Que toutefois, cette liste manuscrite produite intitulée " Meubles emportés par Mad. " n'est ni signée, ni datée, et le témoignage n'apporte aucune indication sur les meubles que Madame X... aurait emporté, alors que par ailleurs, M.Y... produit une attestation de son épouse daté du 22 / 02 / 2005 signée par lui-même, Mme X... et un témoin, qui énumère les biens meubles énumérés dans sa lettre du le 12 / 11 / 2004, qu'elle a repris en exécution du premier jugement (le piano, le buffet deux corps et les armes), ainsi que les meubles provenant du Lavandou.

Que concernant les meubles du Lavandou, il y a lieu de considérer, que même si certains témoins affirment que certains manquaient dès le mois d'août 2000, que les meubles du Lavandou ont été partagés, et qu'en exécution du jugement entrepris, Mme X... a fini par récupérer ses derniers biens propres ;

Qu'en revanche, par la liste non ratifiée par lui-même et son épouse, M.Y... ne rapporte pas la preuve que les meubles figurant sur la liste manuscrite qu'il produit aurait été partagés, qu'il convient en conséquences, de renvoyer les parties devant le notaire pour qu'il soit procédé à une estimation du mobilier qui sera porté à l'actif de la communauté.
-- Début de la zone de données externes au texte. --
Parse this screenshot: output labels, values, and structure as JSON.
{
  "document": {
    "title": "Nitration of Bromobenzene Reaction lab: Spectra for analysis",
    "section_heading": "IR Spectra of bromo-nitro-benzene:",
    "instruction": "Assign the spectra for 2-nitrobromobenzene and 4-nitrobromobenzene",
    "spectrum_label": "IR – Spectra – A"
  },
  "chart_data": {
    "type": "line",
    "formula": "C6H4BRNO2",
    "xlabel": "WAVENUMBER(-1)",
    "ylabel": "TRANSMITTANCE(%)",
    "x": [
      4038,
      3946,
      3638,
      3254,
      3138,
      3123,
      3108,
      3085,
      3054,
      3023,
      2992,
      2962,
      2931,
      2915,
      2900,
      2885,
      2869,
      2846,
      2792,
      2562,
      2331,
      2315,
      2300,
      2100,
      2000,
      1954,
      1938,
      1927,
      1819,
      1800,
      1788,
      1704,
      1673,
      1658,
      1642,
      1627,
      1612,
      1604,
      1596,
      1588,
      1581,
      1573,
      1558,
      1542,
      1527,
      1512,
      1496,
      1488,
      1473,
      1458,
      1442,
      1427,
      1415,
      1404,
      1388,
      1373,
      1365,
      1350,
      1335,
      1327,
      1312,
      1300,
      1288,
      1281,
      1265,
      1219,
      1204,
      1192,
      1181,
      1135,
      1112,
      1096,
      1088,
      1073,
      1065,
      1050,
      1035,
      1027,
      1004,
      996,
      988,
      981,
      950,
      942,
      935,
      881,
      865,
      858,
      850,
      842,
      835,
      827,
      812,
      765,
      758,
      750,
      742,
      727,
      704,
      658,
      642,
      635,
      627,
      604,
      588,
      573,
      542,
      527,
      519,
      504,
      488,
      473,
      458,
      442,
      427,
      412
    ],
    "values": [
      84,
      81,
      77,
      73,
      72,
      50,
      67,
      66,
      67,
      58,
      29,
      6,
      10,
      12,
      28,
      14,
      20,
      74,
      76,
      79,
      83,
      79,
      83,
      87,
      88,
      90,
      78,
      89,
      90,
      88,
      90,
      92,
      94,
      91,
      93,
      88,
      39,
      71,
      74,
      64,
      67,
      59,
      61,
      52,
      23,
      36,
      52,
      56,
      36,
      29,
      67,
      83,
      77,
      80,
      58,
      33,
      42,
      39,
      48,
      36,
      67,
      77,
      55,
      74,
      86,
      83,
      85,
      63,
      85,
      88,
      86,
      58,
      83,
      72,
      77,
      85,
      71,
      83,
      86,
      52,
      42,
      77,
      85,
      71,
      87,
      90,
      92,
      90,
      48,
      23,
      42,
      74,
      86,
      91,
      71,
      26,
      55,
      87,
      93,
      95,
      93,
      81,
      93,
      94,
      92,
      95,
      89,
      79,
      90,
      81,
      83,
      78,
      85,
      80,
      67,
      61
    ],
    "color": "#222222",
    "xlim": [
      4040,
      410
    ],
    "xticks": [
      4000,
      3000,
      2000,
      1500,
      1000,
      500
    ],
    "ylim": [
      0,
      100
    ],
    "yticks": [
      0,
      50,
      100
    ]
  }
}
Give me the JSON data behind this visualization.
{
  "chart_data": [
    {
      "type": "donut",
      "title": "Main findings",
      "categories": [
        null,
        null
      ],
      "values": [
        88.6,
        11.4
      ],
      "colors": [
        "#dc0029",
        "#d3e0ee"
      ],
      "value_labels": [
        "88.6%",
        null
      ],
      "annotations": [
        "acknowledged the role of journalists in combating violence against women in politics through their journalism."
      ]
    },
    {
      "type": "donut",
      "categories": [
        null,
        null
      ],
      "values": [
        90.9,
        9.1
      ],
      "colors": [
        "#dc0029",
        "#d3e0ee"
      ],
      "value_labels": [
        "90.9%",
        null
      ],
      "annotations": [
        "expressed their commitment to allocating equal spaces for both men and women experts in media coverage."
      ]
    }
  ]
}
Sur les crédits souscrits par Mme X... auprès du Conseil général et COFINOGA, pour financer le tracteur

Attendu que le premier juge a estimé que même si M.Y... n'avait pas signé ces crédits, il convenait néanmoins en application de l'A. 220 du Code Civil , que ce dernier rembourse les sommes réglées par l'épouse seule après le 3 mars 2000, soit 835,04 € et 219,54 € ;

Que le jugement sera confirmé dès lors que la modicité des emprunts ainsi souscrits relèvent manifestement de la solidarité entre époux.

Sur les placements

Attendu que Mme X... s'inquiétant des contrats souscrits auprès de la Cie AXA, s'est rapprochée de la compagnie, et après de nombreuses démarches, rapporte la preuve (pièce no56) que parmi les quatre contrats :

no 824931232088 souscrit au nom de M. Mme Y...

no 824931232139 souscrit au nom de M. Mme Y...

no 824931231888 souscrit au nom de M.Y...

no 824931231988 souscrit au nom de Mme Y...,

trois avaient été rachetés anonymement et, à son insu, au 12 / 10 / 1999 pour un montant de 59 162 F, de 30 172 F et de 59 162 F, soit 22 638,07 €, l'amenant à frapper d'opposition à temps le quatrième ;

Que M.Y... ne conclut pas sur ce point, se limitant à n'évoquer que les autres contrats avérés comme étant toujours en cours à ce jour ;

Que pour autant, M.Y... qui ne pouvait être que le seul détenteur avec Mme X... de ces titres, et en tout cas, il ne prétend pas qu'il en aurait été autrement, a donc vendu à l'insu de son épouse ces trois titres, ce qui aurait eu pour effet de les soustraire au partage et de frustrer son épouse de cette somme ; qu'il se verra donc appliquer, tel que le sollicite l'épouse, les peines du recel prévues par l'A. 1477 du Code civil , et en conséquences, privé de sa portion dans lesdits effets.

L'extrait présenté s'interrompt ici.